The 'Calamity' of Nuclear War

The idea of initiating a global nuclear war is crazy. It is no less crazy when that real life calculation is acted out by high schoolers on a tennis court, as depicted in a new video, Calamity” by Portland band The Decemberists.

In the video, 12 kids play a round of the game Eschaton, from David Foster Wallace’s novel Infinite Jest. I have not read the book. But the game seems designed to bring together the excitement of nuclear war with the fun of high school tennis practice. Hence, as the literati at Wikipedia inform me, the game “requires players to be adept both at game theory and pegging targets with tennis balls.“

The rules seem easy to pick up. The kids pair off into countries or regional alliances. Each team has a population and arsenal of 5-megaton tennis balls.
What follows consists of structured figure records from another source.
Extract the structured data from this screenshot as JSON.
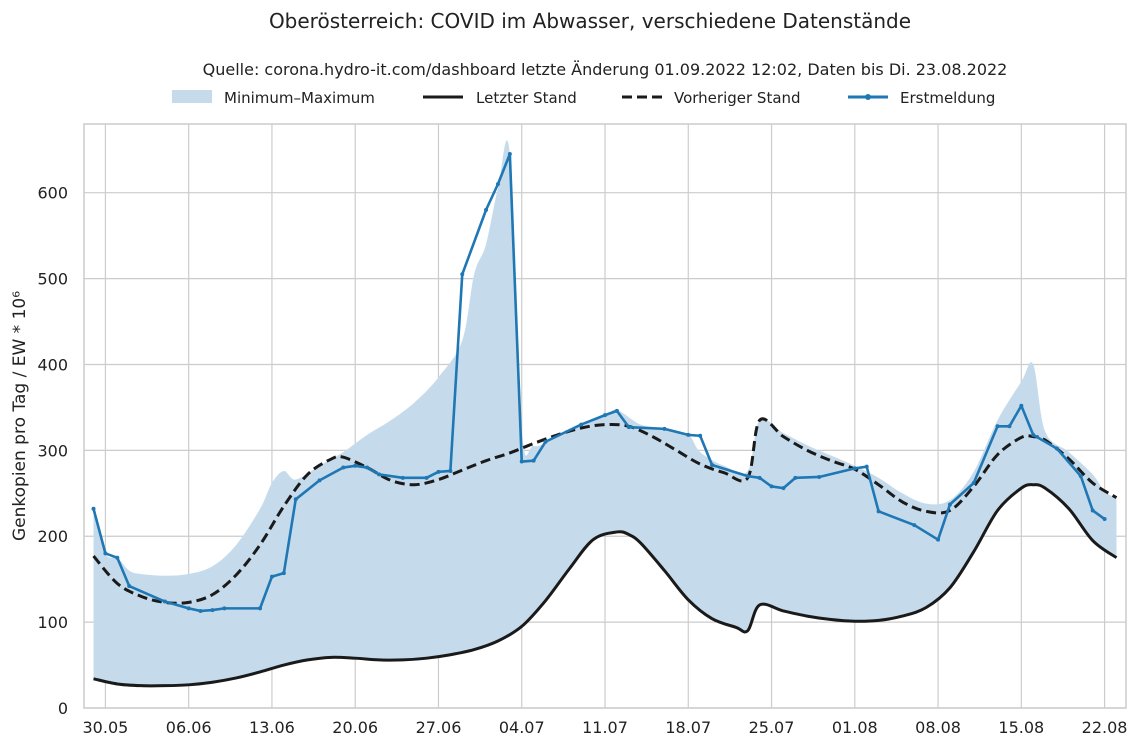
{
  "chart_data": {
    "type": "line",
    "title": "Oberösterreich: COVID im Abwasser, verschiedene Datenstände",
    "subtitle": "Quelle: corona.hydro-it.com/dashboard letzte Änderung 01.09.2022 12:02, Daten bis Di. 23.08.2022",
    "ylabel": "Genkopien pro Tag / EW * 10⁶",
    "xlabel": "",
    "x_start": "2022-05-29",
    "x_end": "2022-08-23",
    "ylim": [
      0,
      680
    ],
    "y_ticks": [
      0,
      100,
      200,
      300,
      400,
      500,
      600
    ],
    "x_ticks": [
      {
        "label": "30.05",
        "date": "2022-05-30"
      },
      {
        "label": "06.06",
        "date": "2022-06-06"
      },
      {
        "label": "13.06",
        "date": "2022-06-13"
      },
      {
        "label": "20.06",
        "date": "2022-06-20"
      },
      {
        "label": "27.06",
        "date": "2022-06-27"
      },
      {
        "label": "04.07",
        "date": "2022-07-04"
      },
      {
        "label": "11.07",
        "date": "2022-07-11"
      },
      {
        "label": "18.07",
        "date": "2022-07-18"
      },
      {
        "label": "25.07",
        "date": "2022-07-25"
      },
      {
        "label": "01.08",
        "date": "2022-08-01"
      },
      {
        "label": "08.08",
        "date": "2022-08-08"
      },
      {
        "label": "15.08",
        "date": "2022-08-15"
      },
      {
        "label": "22.08",
        "date": "2022-08-22"
      }
    ],
    "grid": true,
    "legend_position": "top",
    "legend": [
      {
        "label": "Minimum–Maximum",
        "kind": "band"
      },
      {
        "label": "Letzter Stand",
        "kind": "solid"
      },
      {
        "label": "Vorheriger Stand",
        "kind": "dashed"
      },
      {
        "label": "Erstmeldung",
        "kind": "marker-line"
      }
    ],
    "colors": {
      "band": "#c5dbec",
      "letzter": "#1a1a1a",
      "vorheriger": "#1a1a1a",
      "erst": "#1f77b4",
      "grid": "#cccccc"
    },
    "band_upper": [
      [
        "2022-05-29",
        232
      ],
      [
        "2022-05-30",
        180
      ],
      [
        "2022-05-31",
        175
      ],
      [
        "2022-06-01",
        160
      ],
      [
        "2022-06-02",
        156
      ],
      [
        "2022-06-04",
        154
      ],
      [
        "2022-06-06",
        156
      ],
      [
        "2022-06-08",
        165
      ],
      [
        "2022-06-10",
        190
      ],
      [
        "2022-06-12",
        232
      ],
      [
        "2022-06-13",
        262
      ],
      [
        "2022-06-14",
        276
      ],
      [
        "2022-06-15",
        266
      ],
      [
        "2022-06-17",
        282
      ],
      [
        "2022-06-19",
        298
      ],
      [
        "2022-06-21",
        318
      ],
      [
        "2022-06-23",
        335
      ],
      [
        "2022-06-25",
        356
      ],
      [
        "2022-06-27",
        385
      ],
      [
        "2022-06-29",
        428
      ],
      [
        "2022-06-30",
        505
      ],
      [
        "2022-07-01",
        540
      ],
      [
        "2022-07-02",
        605
      ],
      [
        "2022-07-03",
        645
      ],
      [
        "2022-07-04",
        325
      ],
      [
        "2022-07-05",
        305
      ],
      [
        "2022-07-07",
        315
      ],
      [
        "2022-07-09",
        328
      ],
      [
        "2022-07-11",
        340
      ],
      [
        "2022-07-12",
        347
      ],
      [
        "2022-07-14",
        330
      ],
      [
        "2022-07-16",
        326
      ],
      [
        "2022-07-18",
        318
      ],
      [
        "2022-07-19",
        298
      ],
      [
        "2022-07-21",
        282
      ],
      [
        "2022-07-23",
        276
      ],
      [
        "2022-07-24",
        335
      ],
      [
        "2022-07-26",
        320
      ],
      [
        "2022-07-28",
        306
      ],
      [
        "2022-07-30",
        294
      ],
      [
        "2022-08-01",
        282
      ],
      [
        "2022-08-03",
        268
      ],
      [
        "2022-08-05",
        250
      ],
      [
        "2022-08-07",
        238
      ],
      [
        "2022-08-09",
        242
      ],
      [
        "2022-08-11",
        275
      ],
      [
        "2022-08-13",
        335
      ],
      [
        "2022-08-15",
        380
      ],
      [
        "2022-08-16",
        400
      ],
      [
        "2022-08-17",
        322
      ],
      [
        "2022-08-19",
        298
      ],
      [
        "2022-08-21",
        272
      ],
      [
        "2022-08-22",
        252
      ],
      [
        "2022-08-23",
        245
      ]
    ],
    "series": [
      {
        "name": "Letzter Stand",
        "style": "solid",
        "points": [
          [
            "2022-05-29",
            34
          ],
          [
            "2022-05-31",
            28
          ],
          [
            "2022-06-02",
            26
          ],
          [
            "2022-06-04",
            26
          ],
          [
            "2022-06-06",
            27
          ],
          [
            "2022-06-08",
            30
          ],
          [
            "2022-06-10",
            35
          ],
          [
            "2022-06-12",
            42
          ],
          [
            "2022-06-14",
            50
          ],
          [
            "2022-06-16",
            56
          ],
          [
            "2022-06-18",
            59
          ],
          [
            "2022-06-20",
            58
          ],
          [
            "2022-06-22",
            56
          ],
          [
            "2022-06-24",
            56
          ],
          [
            "2022-06-26",
            58
          ],
          [
            "2022-06-28",
            62
          ],
          [
            "2022-06-30",
            68
          ],
          [
            "2022-07-02",
            78
          ],
          [
            "2022-07-04",
            95
          ],
          [
            "2022-07-06",
            125
          ],
          [
            "2022-07-08",
            162
          ],
          [
            "2022-07-10",
            196
          ],
          [
            "2022-07-12",
            205
          ],
          [
            "2022-07-13",
            202
          ],
          [
            "2022-07-14",
            192
          ],
          [
            "2022-07-16",
            160
          ],
          [
            "2022-07-18",
            126
          ],
          [
            "2022-07-20",
            104
          ],
          [
            "2022-07-22",
            94
          ],
          [
            "2022-07-23",
            90
          ],
          [
            "2022-07-24",
            120
          ],
          [
            "2022-07-26",
            113
          ],
          [
            "2022-07-28",
            107
          ],
          [
            "2022-07-30",
            103
          ],
          [
            "2022-08-01",
            101
          ],
          [
            "2022-08-03",
            102
          ],
          [
            "2022-08-05",
            107
          ],
          [
            "2022-08-07",
            117
          ],
          [
            "2022-08-09",
            140
          ],
          [
            "2022-08-11",
            182
          ],
          [
            "2022-08-13",
            230
          ],
          [
            "2022-08-15",
            256
          ],
          [
            "2022-08-16",
            260
          ],
          [
            "2022-08-17",
            256
          ],
          [
            "2022-08-19",
            232
          ],
          [
            "2022-08-21",
            195
          ],
          [
            "2022-08-23",
            175
          ]
        ]
      },
      {
        "name": "Vorheriger Stand",
        "style": "dashed",
        "points": [
          [
            "2022-05-29",
            177
          ],
          [
            "2022-05-31",
            145
          ],
          [
            "2022-06-02",
            130
          ],
          [
            "2022-06-04",
            123
          ],
          [
            "2022-06-06",
            123
          ],
          [
            "2022-06-08",
            132
          ],
          [
            "2022-06-10",
            155
          ],
          [
            "2022-06-12",
            190
          ],
          [
            "2022-06-14",
            235
          ],
          [
            "2022-06-16",
            272
          ],
          [
            "2022-06-18",
            290
          ],
          [
            "2022-06-19",
            292
          ],
          [
            "2022-06-21",
            280
          ],
          [
            "2022-06-23",
            265
          ],
          [
            "2022-06-25",
            260
          ],
          [
            "2022-06-27",
            266
          ],
          [
            "2022-06-29",
            277
          ],
          [
            "2022-07-01",
            288
          ],
          [
            "2022-07-03",
            297
          ],
          [
            "2022-07-05",
            308
          ],
          [
            "2022-07-07",
            318
          ],
          [
            "2022-07-09",
            326
          ],
          [
            "2022-07-11",
            330
          ],
          [
            "2022-07-13",
            328
          ],
          [
            "2022-07-15",
            316
          ],
          [
            "2022-07-17",
            300
          ],
          [
            "2022-07-19",
            284
          ],
          [
            "2022-07-21",
            274
          ],
          [
            "2022-07-23",
            268
          ],
          [
            "2022-07-24",
            335
          ],
          [
            "2022-07-26",
            316
          ],
          [
            "2022-07-28",
            300
          ],
          [
            "2022-07-30",
            288
          ],
          [
            "2022-08-01",
            278
          ],
          [
            "2022-08-03",
            260
          ],
          [
            "2022-08-05",
            240
          ],
          [
            "2022-08-07",
            229
          ],
          [
            "2022-08-09",
            230
          ],
          [
            "2022-08-11",
            258
          ],
          [
            "2022-08-13",
            295
          ],
          [
            "2022-08-15",
            315
          ],
          [
            "2022-08-16",
            316
          ],
          [
            "2022-08-17",
            312
          ],
          [
            "2022-08-19",
            290
          ],
          [
            "2022-08-21",
            262
          ],
          [
            "2022-08-23",
            245
          ]
        ]
      },
      {
        "name": "Erstmeldung",
        "style": "marker-line",
        "points": [
          [
            "2022-05-29",
            232
          ],
          [
            "2022-05-30",
            180
          ],
          [
            "2022-05-31",
            175
          ],
          [
            "2022-06-01",
            142
          ],
          [
            "2022-06-04",
            124
          ],
          [
            "2022-06-06",
            116
          ],
          [
            "2022-06-07",
            113
          ],
          [
            "2022-06-08",
            114
          ],
          [
            "2022-06-09",
            116
          ],
          [
            "2022-06-12",
            116
          ],
          [
            "2022-06-13",
            153
          ],
          [
            "2022-06-14",
            157
          ],
          [
            "2022-06-15",
            243
          ],
          [
            "2022-06-17",
            265
          ],
          [
            "2022-06-19",
            280
          ],
          [
            "2022-06-20",
            282
          ],
          [
            "2022-06-21",
            280
          ],
          [
            "2022-06-22",
            272
          ],
          [
            "2022-06-24",
            268
          ],
          [
            "2022-06-26",
            268
          ],
          [
            "2022-06-27",
            275
          ],
          [
            "2022-06-28",
            276
          ],
          [
            "2022-06-29",
            505
          ],
          [
            "2022-07-01",
            580
          ],
          [
            "2022-07-02",
            610
          ],
          [
            "2022-07-03",
            645
          ],
          [
            "2022-07-04",
            287
          ],
          [
            "2022-07-05",
            288
          ],
          [
            "2022-07-06",
            310
          ],
          [
            "2022-07-09",
            330
          ],
          [
            "2022-07-11",
            341
          ],
          [
            "2022-07-12",
            346
          ],
          [
            "2022-07-13",
            327
          ],
          [
            "2022-07-16",
            325
          ],
          [
            "2022-07-18",
            318
          ],
          [
            "2022-07-19",
            317
          ],
          [
            "2022-07-20",
            283
          ],
          [
            "2022-07-23",
            270
          ],
          [
            "2022-07-24",
            268
          ],
          [
            "2022-07-25",
            258
          ],
          [
            "2022-07-26",
            256
          ],
          [
            "2022-07-27",
            268
          ],
          [
            "2022-07-29",
            269
          ],
          [
            "2022-08-01",
            279
          ],
          [
            "2022-08-02",
            281
          ],
          [
            "2022-08-03",
            229
          ],
          [
            "2022-08-06",
            213
          ],
          [
            "2022-08-08",
            196
          ],
          [
            "2022-08-09",
            237
          ],
          [
            "2022-08-11",
            262
          ],
          [
            "2022-08-13",
            328
          ],
          [
            "2022-08-14",
            328
          ],
          [
            "2022-08-15",
            352
          ],
          [
            "2022-08-16",
            318
          ],
          [
            "2022-08-18",
            302
          ],
          [
            "2022-08-20",
            270
          ],
          [
            "2022-08-21",
            230
          ],
          [
            "2022-08-22",
            220
          ]
        ]
      }
    ]
  }
}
They then take turns lobbing nuclear bombs at each others’ major metropolitan areas, nuclear installations, and command and control centers. I am not sure how the game is scored, but some kid tracks the “military efficiency” of each nuclear strike and its civilian casualties - as if to find a winner in the post-nuclear apocalypse.

The Decemberists’ video turns this nuclear war game – with tens of millions of civilian casualties each lob - into an absurd spectator sport. However, the art of the video is that its absurdity is not far from the truth.

Twenty years after the Cold War, the U.S. and Russia still plan for how to fight each other like it’s 1982.

Pentagon planners are busy right now redrafting plans for how to use the United States’ strategic nuclear warheads – all 1968 of them. They are picking targets, assigning warheads and estimating civilian deaths from the explosions. In the process, they are justifying the retention of thousands of nuclear warheads and rationalizing the potential human costs.

Given that, watching the “war of the end-times” play out with tennis balls in a music video seems less absurd than the actual way the Pentagon thinks about its nuclear arsenal.